Cloe Madanes, a pioneering Strategic Family Therapist, has spoken about human relationships in the context of threes. 2 parents and a child, a couple and an affair, 3 siblings. She encouraged family and couples therapists to assess the “triads” within a family from a perspective of who is in and who is out. The in pair (i.e. a parent and a child) would be described as “in an alliance” and the out person, the other parent, on the periphery. It is fairly common for sons to align themselves with their fathers, and vice versa, or daughters with their mothers. Gender can be a powerful parent-child magnet. If not careful, struggling partners will consciously or unconsciously recruit their children to aid and abet in their fight against each other. Other times children will consciously or unconsciously choose a side.
Yet, how do children end up choosing? Perhaps an evolutionary instinct to survive is baked into all of us and as such a child will pick the parent who will best assure him/her of this. It would be most interesting to ask a professor of geography like Jared Diamond (Guns, Germs, and Steel) or else a historian of world history like Yuval Noah Harari (Sapiens: A Brief History of Humankind) to weigh in on this idea. Intellectuals like Diamond and Harari describe how humans developed through time and how some lived on and thrived while others did not. When children are faced with parents and a home environment that does not feel emotionally safe, they will perhaps on some primitive level-honed by our species for over 2 million years- choose the parent they think will best “save them.”

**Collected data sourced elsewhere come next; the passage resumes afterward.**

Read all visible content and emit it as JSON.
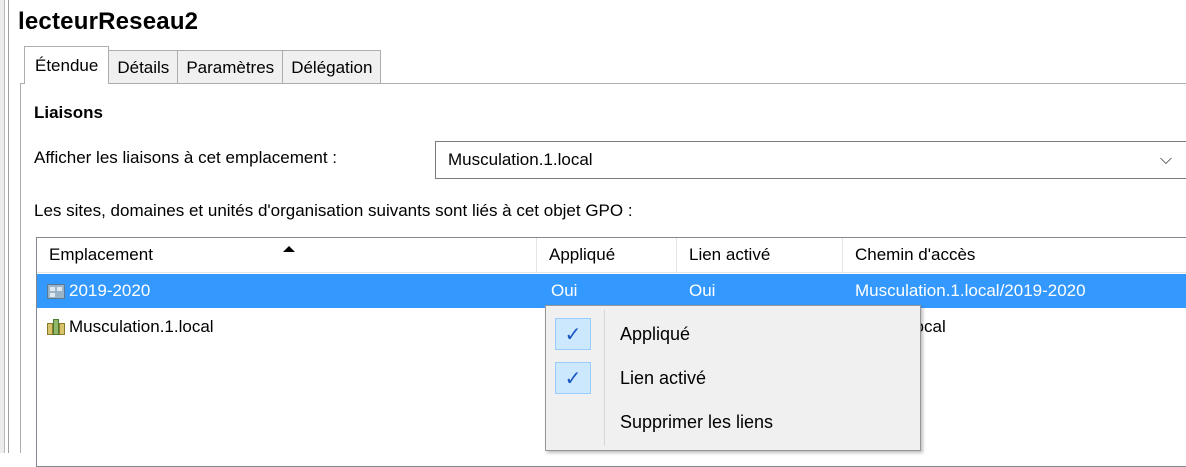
{
  "window": {
    "title": "lecteurReseau2"
  },
  "tabs": [
    {
      "label": "Étendue"
    },
    {
      "label": "Détails"
    },
    {
      "label": "Paramètres"
    },
    {
      "label": "Délégation"
    }
  ],
  "scope": {
    "section_title": "Liaisons",
    "display_links_label": "Afficher les liaisons à cet emplacement :",
    "location_value": "Musculation.1.local",
    "linked_label": "Les sites, domaines et unités d'organisation suivants sont liés à cet objet GPO :"
  },
  "table": {
    "columns": [
      "Emplacement",
      "Appliqué",
      "Lien activé",
      "Chemin d'accès"
    ],
    "rows": [
      {
        "location": "2019-2020",
        "applied": "Oui",
        "enabled": "Oui",
        "path": "Musculation.1.local/2019-2020",
        "icon": "ou-icon"
      },
      {
        "location": "Musculation.1.local",
        "applied": "",
        "enabled": "",
        "path": "ation.1.local",
        "icon": "domain-icon"
      }
    ]
  },
  "context_menu": {
    "items": [
      {
        "label": "Appliqué",
        "checked": true
      },
      {
        "label": "Lien activé",
        "checked": true
      },
      {
        "label": "Supprimer les liens",
        "checked": false
      }
    ]
  },
  "colors": {
    "selection": "#3399ff",
    "check_bg": "#cce8ff"
  }
}
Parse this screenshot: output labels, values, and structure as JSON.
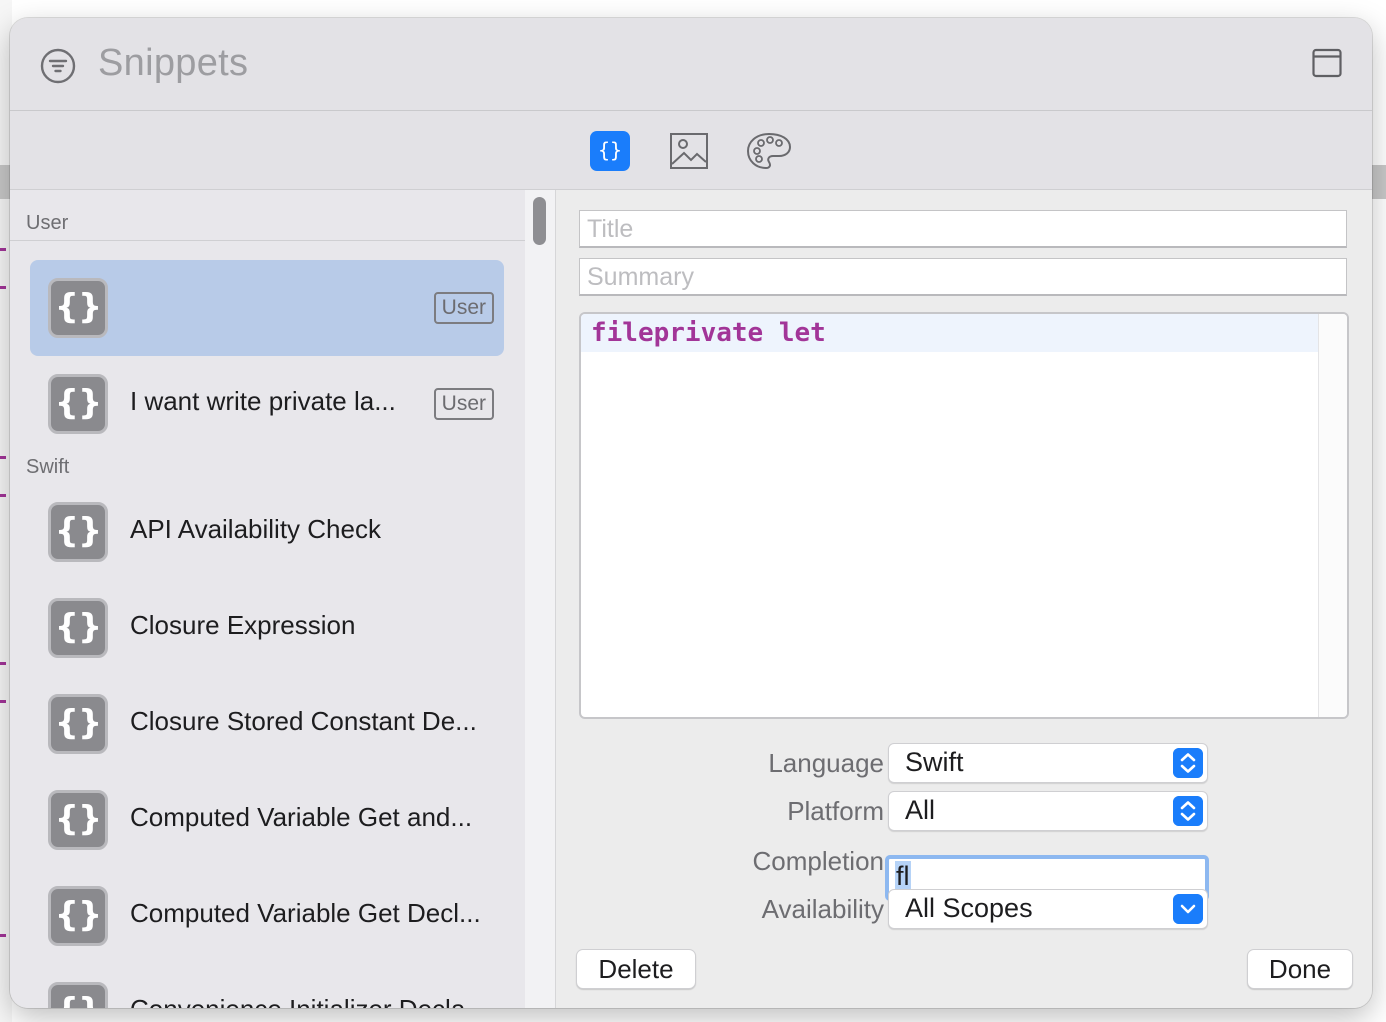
{
  "window": {
    "title": "Snippets"
  },
  "toolbar": {
    "icons": [
      "code-snippet-icon",
      "image-icon",
      "palette-icon"
    ],
    "code_glyph": "{}"
  },
  "sidebar": {
    "sections": [
      {
        "header": "User",
        "items": [
          {
            "label": "",
            "badge": "User",
            "selected": true,
            "icon_glyph": "{}"
          },
          {
            "label": "I want write private la...",
            "badge": "User",
            "selected": false,
            "icon_glyph": "{}"
          }
        ]
      },
      {
        "header": "Swift",
        "items": [
          {
            "label": "API Availability Check",
            "icon_glyph": "{}"
          },
          {
            "label": "Closure Expression",
            "icon_glyph": "{}"
          },
          {
            "label": "Closure Stored Constant De...",
            "icon_glyph": "{}"
          },
          {
            "label": "Computed Variable Get and...",
            "icon_glyph": "{}"
          },
          {
            "label": "Computed Variable Get Decl...",
            "icon_glyph": "{}"
          },
          {
            "label": "Convenience Initializer Decla...",
            "icon_glyph": "{}"
          }
        ]
      }
    ]
  },
  "detail": {
    "title_placeholder": "Title",
    "summary_placeholder": "Summary",
    "code": "fileprivate let",
    "form": {
      "language_label": "Language",
      "language_value": "Swift",
      "platform_label": "Platform",
      "platform_value": "All",
      "completion_label": "Completion",
      "completion_value": "fl",
      "availability_label": "Availability",
      "availability_value": "All Scopes"
    },
    "buttons": {
      "delete": "Delete",
      "done": "Done"
    }
  },
  "colors": {
    "accent": "#1a7dfb",
    "selection": "#b8cbe8",
    "keyword": "#a23598"
  }
}
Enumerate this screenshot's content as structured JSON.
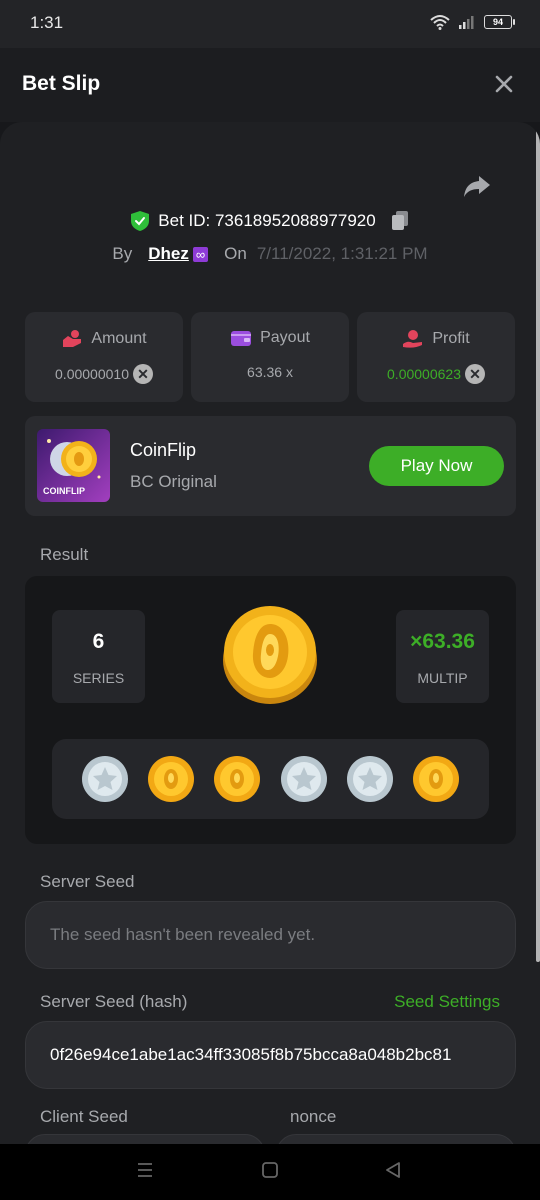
{
  "status": {
    "time": "1:31",
    "battery": "94"
  },
  "header": {
    "title": "Bet Slip"
  },
  "bet": {
    "id_label": "Bet ID: 73618952088977920",
    "by_label": "By",
    "user": "Dhez",
    "user_badge": "∞",
    "on_label": "On",
    "date": "7/11/2022, 1:31:21 PM"
  },
  "stats": {
    "amount_label": "Amount",
    "amount_value": "0.00000010",
    "payout_label": "Payout",
    "payout_value": "63.36 x",
    "profit_label": "Profit",
    "profit_value": "0.00000623"
  },
  "game": {
    "name": "CoinFlip",
    "provider": "BC Original",
    "thumb_text": "COINFLIP",
    "play_label": "Play Now"
  },
  "result": {
    "label": "Result",
    "series_value": "6",
    "series_label": "SERIES",
    "multiplier_value": "×63.36",
    "multiplier_label": "MULTIP",
    "coins": [
      "silver",
      "gold",
      "gold",
      "silver",
      "silver",
      "gold"
    ]
  },
  "server_seed": {
    "label": "Server Seed",
    "value": "The seed hasn't been revealed yet."
  },
  "server_seed_hash": {
    "label": "Server Seed (hash)",
    "settings_label": "Seed Settings",
    "value": "0f26e94ce1abe1ac34ff33085f8b75bcca8a048b2bc81"
  },
  "client_seed": {
    "label": "Client Seed"
  },
  "nonce": {
    "label": "nonce"
  },
  "colors": {
    "accent_green": "#3dae27",
    "shield_green": "#2fbf3a",
    "background": "#17181b",
    "card": "#2a2b2f"
  }
}
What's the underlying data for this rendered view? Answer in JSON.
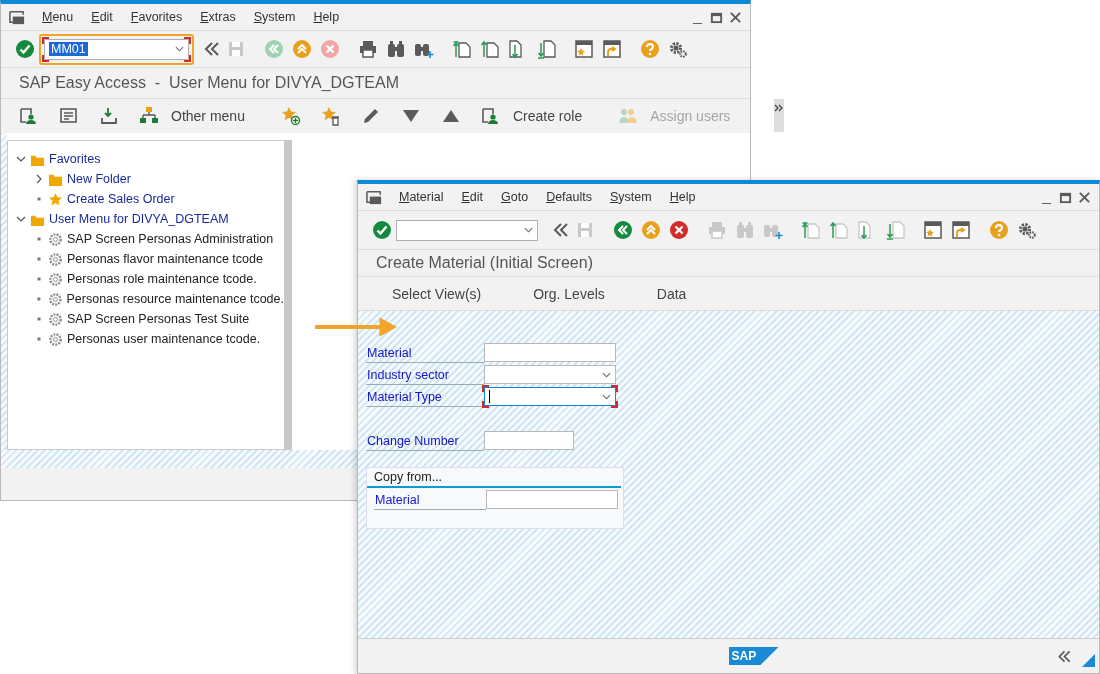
{
  "window_main": {
    "menu": [
      "Menu",
      "Edit",
      "Favorites",
      "Extras",
      "System",
      "Help"
    ],
    "command_field": {
      "value": "MM01",
      "focused": true
    },
    "title": "SAP Easy Access  -  User Menu for DIVYA_DGTEAM",
    "app_toolbar": [
      {
        "label": "Other menu",
        "disabled": false
      },
      {
        "label": "Create role",
        "disabled": false
      },
      {
        "label": "Assign users",
        "disabled": true
      }
    ],
    "tree": [
      {
        "label": "Favorites",
        "kind": "folder",
        "expanded": true,
        "children": [
          {
            "label": "New Folder",
            "kind": "folder",
            "expanded": false
          },
          {
            "label": "Create Sales Order",
            "kind": "favorite"
          }
        ]
      },
      {
        "label": "User Menu for DIVYA_DGTEAM",
        "kind": "folder",
        "expanded": true,
        "children": [
          {
            "label": "SAP Screen Personas Administration",
            "kind": "transaction"
          },
          {
            "label": "Personas flavor maintenance tcode",
            "kind": "transaction"
          },
          {
            "label": "Personas role maintenance tcode.",
            "kind": "transaction"
          },
          {
            "label": "Personas resource maintenance tcode.",
            "kind": "transaction"
          },
          {
            "label": "SAP Screen Personas Test Suite",
            "kind": "transaction"
          },
          {
            "label": "Personas user maintenance tcode.",
            "kind": "transaction"
          }
        ]
      }
    ]
  },
  "window_material": {
    "menu": [
      "Material",
      "Edit",
      "Goto",
      "Defaults",
      "System",
      "Help"
    ],
    "command_field": {
      "focused": false
    },
    "title": "Create Material (Initial Screen)",
    "app_toolbar": [
      {
        "label": "Select View(s)",
        "disabled": false
      },
      {
        "label": "Org. Levels",
        "disabled": false
      },
      {
        "label": "Data",
        "disabled": false
      }
    ],
    "field_groups": [
      [
        {
          "label": "Material",
          "kind": "input",
          "focused": false
        },
        {
          "label": "Industry sector",
          "kind": "dropdown",
          "focused": false
        },
        {
          "label": "Material Type",
          "kind": "dropdown",
          "focused": true
        }
      ],
      [
        {
          "label": "Change Number",
          "kind": "short-input",
          "focused": false
        }
      ]
    ],
    "copy_from": {
      "title": "Copy from...",
      "fields": [
        {
          "label": "Material",
          "kind": "input",
          "focused": false
        }
      ]
    },
    "logo": "SAP"
  }
}
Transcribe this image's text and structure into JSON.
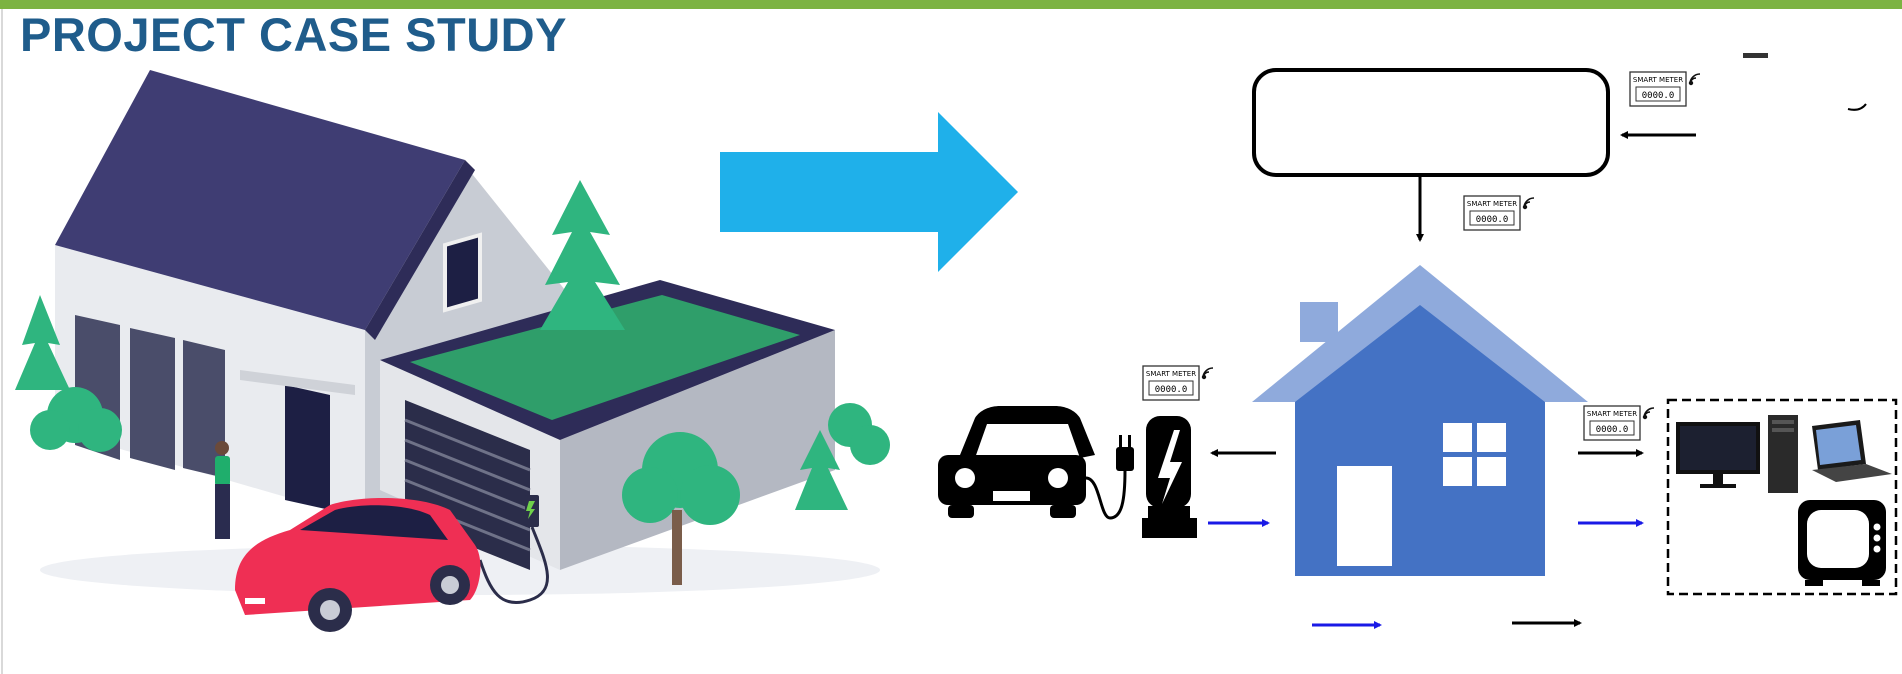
{
  "header": {
    "title": "PROJECT CASE STUDY",
    "bar_color": "#7cb342",
    "title_color": "#1f5c8b"
  },
  "colors": {
    "arrow_blue": "#1fb0ea",
    "house_body": "#4472c4",
    "house_roof": "#8faadc",
    "flow_blue": "#1a1ae6",
    "flow_black": "#000000",
    "roof_dark": "#3f3d73",
    "car_red": "#ef2f54",
    "tree_green": "#2fb57f",
    "grass_green": "#2f9e6a"
  },
  "diagram": {
    "meters": [
      {
        "label": "SMART METER",
        "reading": "0000.0"
      },
      {
        "label": "SMART METER",
        "reading": "0000.0"
      },
      {
        "label": "SMART METER",
        "reading": "0000.0"
      },
      {
        "label": "SMART METER",
        "reading": "0000.0"
      }
    ]
  },
  "icons": {
    "illustration": "house-with-ev-illustration",
    "big_arrow": "right-arrow-icon",
    "ev": "car-icon",
    "charger": "ev-charger-icon",
    "home": "house-icon",
    "devices": [
      "monitor-icon",
      "pc-tower-icon",
      "laptop-icon",
      "tv-icon"
    ],
    "wifi": "wifi-icon"
  }
}
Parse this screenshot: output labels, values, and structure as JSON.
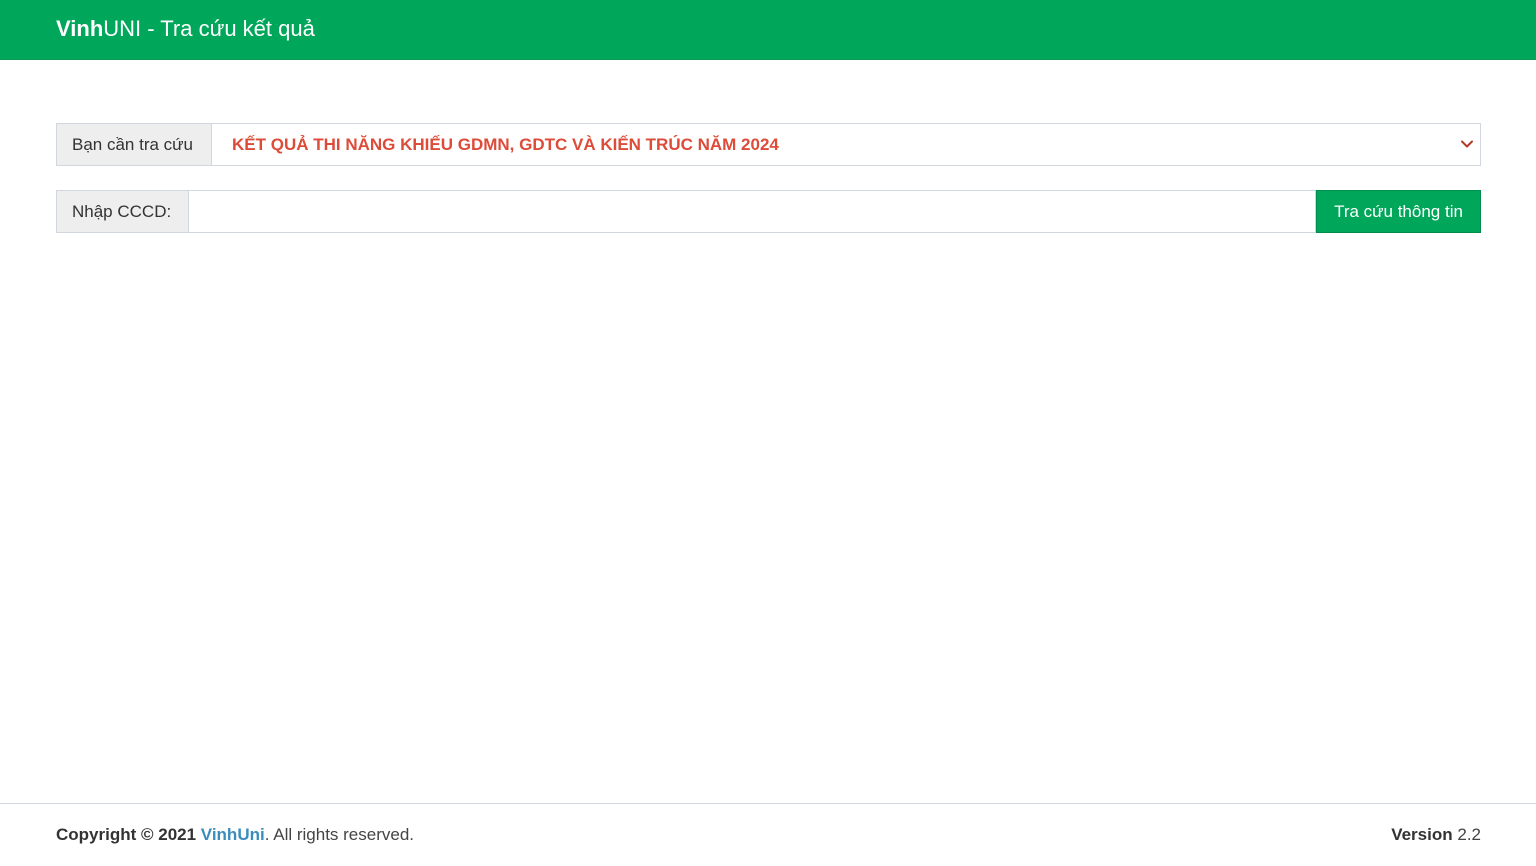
{
  "header": {
    "brand_bold": "Vinh",
    "brand_rest": "UNI - Tra cứu kết quả",
    "bg_color": "#00a65a"
  },
  "search": {
    "select_label": "Bạn cần tra cứu",
    "select_value": "KẾT QUẢ THI NĂNG KHIẾU GDMN, GDTC VÀ KIẾN TRÚC NĂM 2024",
    "select_value_color": "#dd4b39",
    "id_label": "Nhập CCCD:",
    "id_value": "",
    "id_placeholder": "",
    "submit_label": "Tra cứu thông tin"
  },
  "footer": {
    "copyright_prefix": "Copyright © 2021",
    "link_text": "VinhUni",
    "copyright_suffix": ". All rights reserved.",
    "version_label": "Version",
    "version_value": "2.2",
    "link_color": "#3c8dbc"
  }
}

Alternatively, we as a society are living in what some have described as an age of political tribalism. Regardless of one’s political views, our culture in this regard has pushed us to choose sides. And to choose from an “us or them” mentality. In family systems terms, the president, congress, along with the judiciary, a triad, metaphorically can be seen as our country’s parental/executive subsystem. They are often in disagreement over policy and as such set the tone for how they will interact with each other. Like children in a family the rest of us look to our government family system to model appropriate behavior, especially during their moments of conflict. We are living in an age where we are choosing sides politically while castigating the other, and I wonder if our children are being socialized to do the same. To choose a side, a parent, and by association to hold contempt for the other.
I am in the business of assisting couples. Some who are making a go at staying together and others who are making a go at divorcing while remaining a family. Along this continuum, if couples are not intentional about how they manage their often-strong negative feelings for the other, their children will become emotionally frightened and pick a side. They will do this either out of a primitive instinct or out of what they are learning from our broader culture. Either way, if not careful children will choose.